The USCIS released new guidance that clarifies that staffing firms are eligible to file petitions under the H-1B visa program even when they place workers at third-party sites. An amended FAQ was released on Monday, March 12 to the January 2010 USCIS Neufeld memo. The Neufeld memo originally made it unclear whether staffing firms could establish the employer-employee relationship necessary to file H-1B petitions since the employees would be at third-party work sites.
This new guidance clarifies that the staffing firm model is indeed eligible to participate in the H-1B program. According to the new guidance, staffing firms can demonstrate an employer-employee relationship if they can prove whether they will pay the beneficiary’s salary, determine the beneficiary’s location and relocation assignments, and perform supervisory duties such as conducting performance reviews, training, and counseling for the beneficiary.
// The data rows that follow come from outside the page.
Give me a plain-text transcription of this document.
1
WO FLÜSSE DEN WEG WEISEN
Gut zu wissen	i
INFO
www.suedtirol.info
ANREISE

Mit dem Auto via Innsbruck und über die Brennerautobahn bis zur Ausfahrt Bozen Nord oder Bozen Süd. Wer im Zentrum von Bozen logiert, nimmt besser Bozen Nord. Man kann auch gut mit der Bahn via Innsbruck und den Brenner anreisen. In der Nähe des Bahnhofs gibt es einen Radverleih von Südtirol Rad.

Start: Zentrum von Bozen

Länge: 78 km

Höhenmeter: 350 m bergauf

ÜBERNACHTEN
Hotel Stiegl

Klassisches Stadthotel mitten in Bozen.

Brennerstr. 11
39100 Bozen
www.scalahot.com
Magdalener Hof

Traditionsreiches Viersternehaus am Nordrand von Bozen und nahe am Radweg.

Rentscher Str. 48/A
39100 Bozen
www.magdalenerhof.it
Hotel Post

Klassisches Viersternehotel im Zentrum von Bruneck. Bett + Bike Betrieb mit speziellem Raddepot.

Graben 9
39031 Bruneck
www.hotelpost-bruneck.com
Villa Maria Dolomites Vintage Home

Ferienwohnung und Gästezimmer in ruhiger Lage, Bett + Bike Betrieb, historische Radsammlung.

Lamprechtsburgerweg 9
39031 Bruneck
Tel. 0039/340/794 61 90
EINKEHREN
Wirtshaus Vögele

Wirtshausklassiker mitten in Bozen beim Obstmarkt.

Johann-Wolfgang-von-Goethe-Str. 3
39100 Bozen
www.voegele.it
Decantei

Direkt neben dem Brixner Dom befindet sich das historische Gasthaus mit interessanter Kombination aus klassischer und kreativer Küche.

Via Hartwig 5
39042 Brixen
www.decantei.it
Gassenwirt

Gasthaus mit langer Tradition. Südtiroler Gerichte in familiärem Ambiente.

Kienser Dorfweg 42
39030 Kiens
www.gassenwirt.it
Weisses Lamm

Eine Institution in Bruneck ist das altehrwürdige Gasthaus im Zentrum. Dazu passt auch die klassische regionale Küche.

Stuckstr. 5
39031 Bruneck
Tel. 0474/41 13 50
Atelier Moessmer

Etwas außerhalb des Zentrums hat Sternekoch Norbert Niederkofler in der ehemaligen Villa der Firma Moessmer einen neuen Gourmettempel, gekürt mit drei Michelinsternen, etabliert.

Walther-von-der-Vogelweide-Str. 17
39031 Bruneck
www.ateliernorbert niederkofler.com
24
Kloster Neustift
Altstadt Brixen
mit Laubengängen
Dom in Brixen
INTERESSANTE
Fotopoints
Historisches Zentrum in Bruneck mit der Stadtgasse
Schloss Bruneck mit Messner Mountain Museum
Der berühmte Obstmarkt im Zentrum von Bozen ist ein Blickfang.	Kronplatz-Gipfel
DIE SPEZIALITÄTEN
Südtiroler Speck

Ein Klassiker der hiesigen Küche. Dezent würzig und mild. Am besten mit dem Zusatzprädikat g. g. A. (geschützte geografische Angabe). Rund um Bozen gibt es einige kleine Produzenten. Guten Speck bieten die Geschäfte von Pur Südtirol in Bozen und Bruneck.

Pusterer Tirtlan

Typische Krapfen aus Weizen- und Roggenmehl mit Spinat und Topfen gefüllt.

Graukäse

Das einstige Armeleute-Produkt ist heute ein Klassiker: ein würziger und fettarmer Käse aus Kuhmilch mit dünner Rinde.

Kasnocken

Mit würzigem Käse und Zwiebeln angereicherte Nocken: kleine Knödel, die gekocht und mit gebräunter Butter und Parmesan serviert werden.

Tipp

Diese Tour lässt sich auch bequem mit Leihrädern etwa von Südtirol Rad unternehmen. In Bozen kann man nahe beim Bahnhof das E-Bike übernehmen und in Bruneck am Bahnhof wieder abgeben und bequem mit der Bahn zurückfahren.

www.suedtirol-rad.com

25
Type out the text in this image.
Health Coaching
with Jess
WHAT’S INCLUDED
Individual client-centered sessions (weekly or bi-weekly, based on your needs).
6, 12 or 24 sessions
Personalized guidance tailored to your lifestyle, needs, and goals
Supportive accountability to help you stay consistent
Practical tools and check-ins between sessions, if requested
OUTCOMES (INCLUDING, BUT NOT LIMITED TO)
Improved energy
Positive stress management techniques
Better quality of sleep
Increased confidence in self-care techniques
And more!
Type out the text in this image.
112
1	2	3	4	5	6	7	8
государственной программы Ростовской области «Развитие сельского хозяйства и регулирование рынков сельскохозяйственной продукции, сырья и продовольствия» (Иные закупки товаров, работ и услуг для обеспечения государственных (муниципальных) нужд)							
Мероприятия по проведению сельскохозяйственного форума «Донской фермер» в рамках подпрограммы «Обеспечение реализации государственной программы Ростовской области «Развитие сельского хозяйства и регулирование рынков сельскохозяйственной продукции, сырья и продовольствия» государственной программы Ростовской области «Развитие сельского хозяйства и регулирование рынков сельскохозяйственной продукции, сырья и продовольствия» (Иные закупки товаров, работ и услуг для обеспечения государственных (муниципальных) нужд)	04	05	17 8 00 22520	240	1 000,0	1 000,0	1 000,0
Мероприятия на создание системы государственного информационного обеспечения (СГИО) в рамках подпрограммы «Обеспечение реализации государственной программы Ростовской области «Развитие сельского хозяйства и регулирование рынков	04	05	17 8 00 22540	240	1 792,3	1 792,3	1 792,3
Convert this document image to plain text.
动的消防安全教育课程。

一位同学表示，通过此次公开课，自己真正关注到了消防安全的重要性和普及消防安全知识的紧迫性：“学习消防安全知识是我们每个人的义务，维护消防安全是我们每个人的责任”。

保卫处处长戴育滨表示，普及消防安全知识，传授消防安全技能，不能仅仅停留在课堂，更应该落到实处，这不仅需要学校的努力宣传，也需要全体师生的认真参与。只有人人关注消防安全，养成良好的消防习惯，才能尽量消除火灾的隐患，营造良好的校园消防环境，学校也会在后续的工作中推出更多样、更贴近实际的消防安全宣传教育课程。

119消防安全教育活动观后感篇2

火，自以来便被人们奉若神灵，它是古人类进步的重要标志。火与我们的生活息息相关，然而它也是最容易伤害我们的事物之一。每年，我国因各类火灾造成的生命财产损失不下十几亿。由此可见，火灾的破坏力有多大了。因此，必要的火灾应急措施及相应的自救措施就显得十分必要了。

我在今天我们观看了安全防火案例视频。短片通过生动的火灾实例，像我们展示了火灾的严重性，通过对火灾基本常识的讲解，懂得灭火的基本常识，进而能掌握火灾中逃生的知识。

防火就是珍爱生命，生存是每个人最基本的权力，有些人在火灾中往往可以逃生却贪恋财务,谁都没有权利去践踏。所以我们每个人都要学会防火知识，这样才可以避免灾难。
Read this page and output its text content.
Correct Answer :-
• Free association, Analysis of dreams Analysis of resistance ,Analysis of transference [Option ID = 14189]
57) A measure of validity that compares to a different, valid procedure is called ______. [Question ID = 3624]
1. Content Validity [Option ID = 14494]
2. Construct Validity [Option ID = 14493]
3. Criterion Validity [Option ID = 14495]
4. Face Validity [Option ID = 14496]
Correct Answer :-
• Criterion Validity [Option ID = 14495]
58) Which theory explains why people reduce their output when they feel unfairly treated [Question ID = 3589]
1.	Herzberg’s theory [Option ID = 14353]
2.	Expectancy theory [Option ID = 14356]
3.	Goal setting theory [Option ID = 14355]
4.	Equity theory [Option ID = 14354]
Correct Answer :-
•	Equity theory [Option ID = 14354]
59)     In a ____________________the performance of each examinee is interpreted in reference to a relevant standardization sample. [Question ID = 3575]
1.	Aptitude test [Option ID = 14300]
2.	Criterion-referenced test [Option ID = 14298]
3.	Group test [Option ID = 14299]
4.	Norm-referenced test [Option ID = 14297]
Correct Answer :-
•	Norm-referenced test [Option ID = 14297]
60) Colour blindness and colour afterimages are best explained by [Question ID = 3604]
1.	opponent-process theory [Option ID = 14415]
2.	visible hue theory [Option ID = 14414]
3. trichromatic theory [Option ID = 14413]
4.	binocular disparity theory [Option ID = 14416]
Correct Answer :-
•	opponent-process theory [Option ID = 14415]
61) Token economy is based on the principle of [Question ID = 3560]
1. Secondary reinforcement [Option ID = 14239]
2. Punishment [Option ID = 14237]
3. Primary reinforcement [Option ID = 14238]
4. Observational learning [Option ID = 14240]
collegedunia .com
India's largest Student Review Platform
If the H-1B worker, the beneficiary of the H-1B petition, will perform services at an end-client/third-party location, the petitioning H-1B employer is not required to submit a letter or other documentation from the end-client that identifies the beneficiary to demonstrate that a valid employer-employee relationship will exist between the petitioner and beneficiary.
According to the USCIS, while documents from the end-client may help determine whether a valid employer-employee relationship will exist, this type of documentation is not required. The H-1B petitioner may submit a combination of any documents to establish, by a preponderance of the evidence, that the required relationship will exist. The types of evidence listed in the memorandum are not exhaustive. Adjudicators will review and weigh all the evidence submitted to determine whether the petitioner has met the burden in establishing that a qualifying employer-employee relationship will exist.